Frei Patrício Sciadini, em seu “Catecismo da oração”, nos diz: “A oração não pode se limitar a determinados momentos, horas, períodos. O nosso ser orante é mais do que um ato, uma atitude. A oração é o respiro, é a vida. Nada mais fácil do que respirar e viver. […] Rezar hoje quer dizer transformar o nosso dia com sua monotonia num momento sacramental. É saber dar ao momento presente o valor do eterno.”

Oração (Vida)
Devemos e podemos orar a partir de qualquer situação de nossa vida. Basta que a ofereçamos a Deus. Deus não espera apenas o melhor de nós, mas nos espera com tudo. Faça sua oração e apresente tudo o que você vive ao Senhor. Reze também pelas intenções dos missionários.
Oração do Mês Missionário 2016: “Pai de misericórdia, que criaste o mundo e o confiaste aos seres humanos, guia-nos com teu Espírito para que, como Igreja missionária de Jesus, cuidemos da Casa Comum com responsabilidade. Maria, Mãe Protetora, inspira-nos nessa missão. Amém.”

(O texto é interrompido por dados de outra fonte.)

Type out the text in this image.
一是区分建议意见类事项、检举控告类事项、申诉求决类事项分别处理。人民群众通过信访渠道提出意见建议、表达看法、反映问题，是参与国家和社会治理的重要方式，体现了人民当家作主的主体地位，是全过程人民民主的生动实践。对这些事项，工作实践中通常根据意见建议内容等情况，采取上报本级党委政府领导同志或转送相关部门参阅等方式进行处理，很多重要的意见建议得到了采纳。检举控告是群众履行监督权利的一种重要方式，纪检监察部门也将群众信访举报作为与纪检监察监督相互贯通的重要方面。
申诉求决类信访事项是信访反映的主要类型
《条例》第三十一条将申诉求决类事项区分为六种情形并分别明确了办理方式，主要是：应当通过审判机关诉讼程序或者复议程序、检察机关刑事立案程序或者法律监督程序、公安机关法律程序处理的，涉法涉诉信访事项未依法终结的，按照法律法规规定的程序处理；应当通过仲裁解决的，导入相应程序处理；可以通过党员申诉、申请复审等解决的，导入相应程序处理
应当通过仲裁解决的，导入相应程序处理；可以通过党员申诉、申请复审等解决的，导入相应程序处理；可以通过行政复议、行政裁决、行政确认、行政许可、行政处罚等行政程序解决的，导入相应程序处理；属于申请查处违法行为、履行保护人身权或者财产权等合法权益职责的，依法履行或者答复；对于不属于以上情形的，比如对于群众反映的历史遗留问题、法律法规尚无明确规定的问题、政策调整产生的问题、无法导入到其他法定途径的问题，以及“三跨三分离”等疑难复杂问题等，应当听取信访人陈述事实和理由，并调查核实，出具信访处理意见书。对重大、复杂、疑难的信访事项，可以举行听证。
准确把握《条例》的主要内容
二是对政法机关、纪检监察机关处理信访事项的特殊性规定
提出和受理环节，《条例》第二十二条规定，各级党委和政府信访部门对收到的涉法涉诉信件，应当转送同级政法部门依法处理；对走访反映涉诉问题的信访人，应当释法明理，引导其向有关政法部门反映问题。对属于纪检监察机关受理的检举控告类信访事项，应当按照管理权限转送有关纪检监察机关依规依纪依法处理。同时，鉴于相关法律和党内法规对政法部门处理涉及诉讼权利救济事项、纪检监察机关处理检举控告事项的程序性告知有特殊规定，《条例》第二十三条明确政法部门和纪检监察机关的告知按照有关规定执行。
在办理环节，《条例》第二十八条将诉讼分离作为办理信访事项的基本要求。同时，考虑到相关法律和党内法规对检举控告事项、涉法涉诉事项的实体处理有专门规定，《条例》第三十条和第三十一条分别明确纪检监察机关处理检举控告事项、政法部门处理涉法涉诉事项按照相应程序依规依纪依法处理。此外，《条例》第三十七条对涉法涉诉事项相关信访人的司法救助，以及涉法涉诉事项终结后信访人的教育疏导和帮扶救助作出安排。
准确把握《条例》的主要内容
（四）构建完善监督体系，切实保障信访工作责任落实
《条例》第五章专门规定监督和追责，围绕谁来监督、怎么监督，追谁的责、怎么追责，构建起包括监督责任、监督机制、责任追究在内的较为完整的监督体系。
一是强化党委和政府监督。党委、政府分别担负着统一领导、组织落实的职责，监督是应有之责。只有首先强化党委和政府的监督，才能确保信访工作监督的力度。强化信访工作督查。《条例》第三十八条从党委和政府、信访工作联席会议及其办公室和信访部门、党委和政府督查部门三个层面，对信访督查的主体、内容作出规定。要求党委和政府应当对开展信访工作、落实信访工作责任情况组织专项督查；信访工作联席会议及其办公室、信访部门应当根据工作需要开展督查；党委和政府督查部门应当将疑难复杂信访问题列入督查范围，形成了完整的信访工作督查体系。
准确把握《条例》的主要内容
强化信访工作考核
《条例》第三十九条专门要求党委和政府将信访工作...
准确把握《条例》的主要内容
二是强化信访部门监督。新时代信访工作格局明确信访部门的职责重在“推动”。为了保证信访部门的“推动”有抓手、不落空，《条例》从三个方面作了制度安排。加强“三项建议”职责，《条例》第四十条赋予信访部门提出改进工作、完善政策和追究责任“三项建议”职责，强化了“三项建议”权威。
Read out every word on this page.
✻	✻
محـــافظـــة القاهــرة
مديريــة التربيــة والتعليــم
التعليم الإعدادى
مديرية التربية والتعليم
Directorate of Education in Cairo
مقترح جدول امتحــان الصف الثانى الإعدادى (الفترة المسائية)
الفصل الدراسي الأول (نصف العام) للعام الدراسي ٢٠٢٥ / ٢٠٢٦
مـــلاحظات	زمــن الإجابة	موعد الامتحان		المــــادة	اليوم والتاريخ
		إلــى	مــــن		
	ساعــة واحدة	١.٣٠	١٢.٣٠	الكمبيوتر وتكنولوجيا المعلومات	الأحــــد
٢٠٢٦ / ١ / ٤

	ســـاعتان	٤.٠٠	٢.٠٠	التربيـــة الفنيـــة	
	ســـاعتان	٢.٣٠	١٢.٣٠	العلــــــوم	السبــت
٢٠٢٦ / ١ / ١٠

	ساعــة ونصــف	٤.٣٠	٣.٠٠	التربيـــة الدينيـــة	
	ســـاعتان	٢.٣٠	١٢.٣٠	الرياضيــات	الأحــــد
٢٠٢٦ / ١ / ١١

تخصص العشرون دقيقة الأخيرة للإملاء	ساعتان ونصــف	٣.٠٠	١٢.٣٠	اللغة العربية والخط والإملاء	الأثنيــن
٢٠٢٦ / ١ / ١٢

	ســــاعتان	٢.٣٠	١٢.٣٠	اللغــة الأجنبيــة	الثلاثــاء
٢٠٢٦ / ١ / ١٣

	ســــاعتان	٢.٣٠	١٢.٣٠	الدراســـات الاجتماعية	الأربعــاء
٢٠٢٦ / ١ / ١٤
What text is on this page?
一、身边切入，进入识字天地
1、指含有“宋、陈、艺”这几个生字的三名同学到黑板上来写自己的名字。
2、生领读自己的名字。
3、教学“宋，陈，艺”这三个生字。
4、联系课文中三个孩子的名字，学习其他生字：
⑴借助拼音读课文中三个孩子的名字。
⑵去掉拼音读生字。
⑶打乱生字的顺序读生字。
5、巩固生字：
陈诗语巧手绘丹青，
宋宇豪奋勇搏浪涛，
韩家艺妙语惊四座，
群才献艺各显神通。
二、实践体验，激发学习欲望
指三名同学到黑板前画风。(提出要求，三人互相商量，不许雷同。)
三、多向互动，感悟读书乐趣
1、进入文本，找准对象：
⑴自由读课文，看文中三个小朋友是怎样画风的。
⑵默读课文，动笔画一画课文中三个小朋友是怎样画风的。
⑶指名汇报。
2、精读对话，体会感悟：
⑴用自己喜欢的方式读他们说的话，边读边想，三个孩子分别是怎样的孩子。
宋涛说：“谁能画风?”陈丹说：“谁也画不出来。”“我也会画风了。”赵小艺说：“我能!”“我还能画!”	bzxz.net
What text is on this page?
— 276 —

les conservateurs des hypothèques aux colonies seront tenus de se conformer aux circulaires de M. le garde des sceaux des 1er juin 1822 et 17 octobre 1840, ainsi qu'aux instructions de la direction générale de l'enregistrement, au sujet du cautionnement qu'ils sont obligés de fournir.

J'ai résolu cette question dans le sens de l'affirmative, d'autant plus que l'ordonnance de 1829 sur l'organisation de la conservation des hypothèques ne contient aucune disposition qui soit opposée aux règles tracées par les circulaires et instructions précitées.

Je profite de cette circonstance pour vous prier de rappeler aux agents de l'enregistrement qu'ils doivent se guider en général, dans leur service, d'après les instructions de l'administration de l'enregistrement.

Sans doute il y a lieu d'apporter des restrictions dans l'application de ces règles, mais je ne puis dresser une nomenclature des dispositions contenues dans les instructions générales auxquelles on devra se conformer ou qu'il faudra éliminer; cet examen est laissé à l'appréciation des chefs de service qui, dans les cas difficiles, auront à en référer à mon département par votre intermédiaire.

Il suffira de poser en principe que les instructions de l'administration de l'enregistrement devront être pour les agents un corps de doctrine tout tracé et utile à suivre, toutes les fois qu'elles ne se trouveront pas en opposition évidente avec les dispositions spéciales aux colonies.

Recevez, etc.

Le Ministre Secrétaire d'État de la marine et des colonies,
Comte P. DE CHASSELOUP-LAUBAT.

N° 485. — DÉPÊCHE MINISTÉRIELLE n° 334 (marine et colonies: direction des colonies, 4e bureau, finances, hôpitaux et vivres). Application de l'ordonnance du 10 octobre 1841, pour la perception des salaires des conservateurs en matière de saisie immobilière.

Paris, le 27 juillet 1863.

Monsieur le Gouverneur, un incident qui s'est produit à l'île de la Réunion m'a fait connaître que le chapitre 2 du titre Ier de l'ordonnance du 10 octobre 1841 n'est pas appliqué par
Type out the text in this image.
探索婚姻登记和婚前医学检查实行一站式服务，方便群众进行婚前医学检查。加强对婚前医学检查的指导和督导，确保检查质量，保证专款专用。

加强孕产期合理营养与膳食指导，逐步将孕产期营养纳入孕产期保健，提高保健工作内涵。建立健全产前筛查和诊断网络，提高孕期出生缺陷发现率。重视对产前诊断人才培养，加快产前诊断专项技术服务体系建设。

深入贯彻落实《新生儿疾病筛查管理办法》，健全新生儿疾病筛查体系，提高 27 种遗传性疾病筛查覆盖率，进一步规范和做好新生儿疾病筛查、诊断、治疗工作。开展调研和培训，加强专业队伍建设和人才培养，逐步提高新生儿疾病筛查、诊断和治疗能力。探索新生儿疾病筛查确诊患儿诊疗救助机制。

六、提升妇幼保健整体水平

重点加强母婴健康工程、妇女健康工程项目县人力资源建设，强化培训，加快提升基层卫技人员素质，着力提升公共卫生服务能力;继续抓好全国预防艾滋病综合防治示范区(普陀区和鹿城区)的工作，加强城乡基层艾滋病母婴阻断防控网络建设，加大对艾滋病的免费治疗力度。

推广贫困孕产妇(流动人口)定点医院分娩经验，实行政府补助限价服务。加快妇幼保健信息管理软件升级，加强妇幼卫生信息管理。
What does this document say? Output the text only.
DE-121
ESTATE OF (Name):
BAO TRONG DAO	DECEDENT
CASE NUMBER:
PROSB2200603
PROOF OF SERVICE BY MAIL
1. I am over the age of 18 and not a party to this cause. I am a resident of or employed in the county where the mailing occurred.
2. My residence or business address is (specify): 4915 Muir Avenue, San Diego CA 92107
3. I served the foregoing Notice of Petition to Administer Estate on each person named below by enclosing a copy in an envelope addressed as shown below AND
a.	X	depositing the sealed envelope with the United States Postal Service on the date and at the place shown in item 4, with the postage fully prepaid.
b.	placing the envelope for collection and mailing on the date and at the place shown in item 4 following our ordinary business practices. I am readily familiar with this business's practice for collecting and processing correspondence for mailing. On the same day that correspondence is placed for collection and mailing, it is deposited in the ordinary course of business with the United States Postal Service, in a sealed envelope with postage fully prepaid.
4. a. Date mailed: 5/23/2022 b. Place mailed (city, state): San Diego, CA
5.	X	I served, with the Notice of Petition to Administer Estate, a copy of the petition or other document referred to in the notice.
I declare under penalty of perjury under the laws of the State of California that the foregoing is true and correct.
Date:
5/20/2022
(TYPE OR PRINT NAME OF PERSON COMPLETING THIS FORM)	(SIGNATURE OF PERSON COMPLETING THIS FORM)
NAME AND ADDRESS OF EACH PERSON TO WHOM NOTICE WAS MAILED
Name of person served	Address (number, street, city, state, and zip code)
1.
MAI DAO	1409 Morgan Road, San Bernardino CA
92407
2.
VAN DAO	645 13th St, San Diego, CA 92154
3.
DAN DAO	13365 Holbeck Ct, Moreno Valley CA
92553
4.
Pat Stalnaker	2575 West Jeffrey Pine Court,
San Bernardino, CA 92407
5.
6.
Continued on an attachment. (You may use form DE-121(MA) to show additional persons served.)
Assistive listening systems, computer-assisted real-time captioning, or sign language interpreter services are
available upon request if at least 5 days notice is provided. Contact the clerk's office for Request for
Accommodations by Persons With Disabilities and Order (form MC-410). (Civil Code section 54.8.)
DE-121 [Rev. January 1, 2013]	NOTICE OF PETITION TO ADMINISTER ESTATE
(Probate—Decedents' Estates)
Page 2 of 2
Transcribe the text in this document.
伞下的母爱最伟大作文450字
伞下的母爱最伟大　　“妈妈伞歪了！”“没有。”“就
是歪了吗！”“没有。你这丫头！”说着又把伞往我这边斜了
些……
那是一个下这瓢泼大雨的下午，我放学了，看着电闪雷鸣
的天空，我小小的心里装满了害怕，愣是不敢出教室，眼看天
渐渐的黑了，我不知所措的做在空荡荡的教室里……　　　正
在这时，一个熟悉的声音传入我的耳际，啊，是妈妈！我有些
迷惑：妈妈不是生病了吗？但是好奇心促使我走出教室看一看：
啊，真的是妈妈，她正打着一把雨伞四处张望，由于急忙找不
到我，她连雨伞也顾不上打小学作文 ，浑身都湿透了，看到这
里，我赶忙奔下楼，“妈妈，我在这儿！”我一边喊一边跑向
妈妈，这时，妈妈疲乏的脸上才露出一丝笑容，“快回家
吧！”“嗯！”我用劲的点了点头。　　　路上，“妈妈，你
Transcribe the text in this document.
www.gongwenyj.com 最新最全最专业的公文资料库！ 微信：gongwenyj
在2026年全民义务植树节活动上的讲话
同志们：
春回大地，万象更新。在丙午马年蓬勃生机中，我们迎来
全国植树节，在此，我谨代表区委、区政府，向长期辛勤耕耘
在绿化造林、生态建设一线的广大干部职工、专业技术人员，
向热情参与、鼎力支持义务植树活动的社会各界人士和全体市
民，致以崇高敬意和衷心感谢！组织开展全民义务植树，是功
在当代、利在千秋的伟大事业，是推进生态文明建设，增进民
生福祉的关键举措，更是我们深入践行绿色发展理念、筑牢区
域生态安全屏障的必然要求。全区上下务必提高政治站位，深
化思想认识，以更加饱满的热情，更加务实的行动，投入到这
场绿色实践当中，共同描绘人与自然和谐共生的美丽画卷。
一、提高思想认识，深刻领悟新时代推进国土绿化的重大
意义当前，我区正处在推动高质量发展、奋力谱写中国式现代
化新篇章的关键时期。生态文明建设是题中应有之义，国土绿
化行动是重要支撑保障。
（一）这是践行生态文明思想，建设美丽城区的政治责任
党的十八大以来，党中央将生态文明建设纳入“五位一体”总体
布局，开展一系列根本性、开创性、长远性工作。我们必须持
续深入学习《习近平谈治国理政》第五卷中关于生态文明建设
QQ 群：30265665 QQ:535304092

Contemplação (Vida e Missão)
Como você pretende viver concretamente, durante este dia, os apelos que o Senhor despertou em seu coração?

Bênção
– Que Deus nos abençoe e nos guarde. Amém.
– Que Ele nos mostre a Sua face e se compadeça de nós. Amém.
– Que volte para nós o Seu olhar e nos dê a paz. Amém.
– Abençoe-nos, Deus misericordioso, Pai, Filho e Espírito Santo. Amém.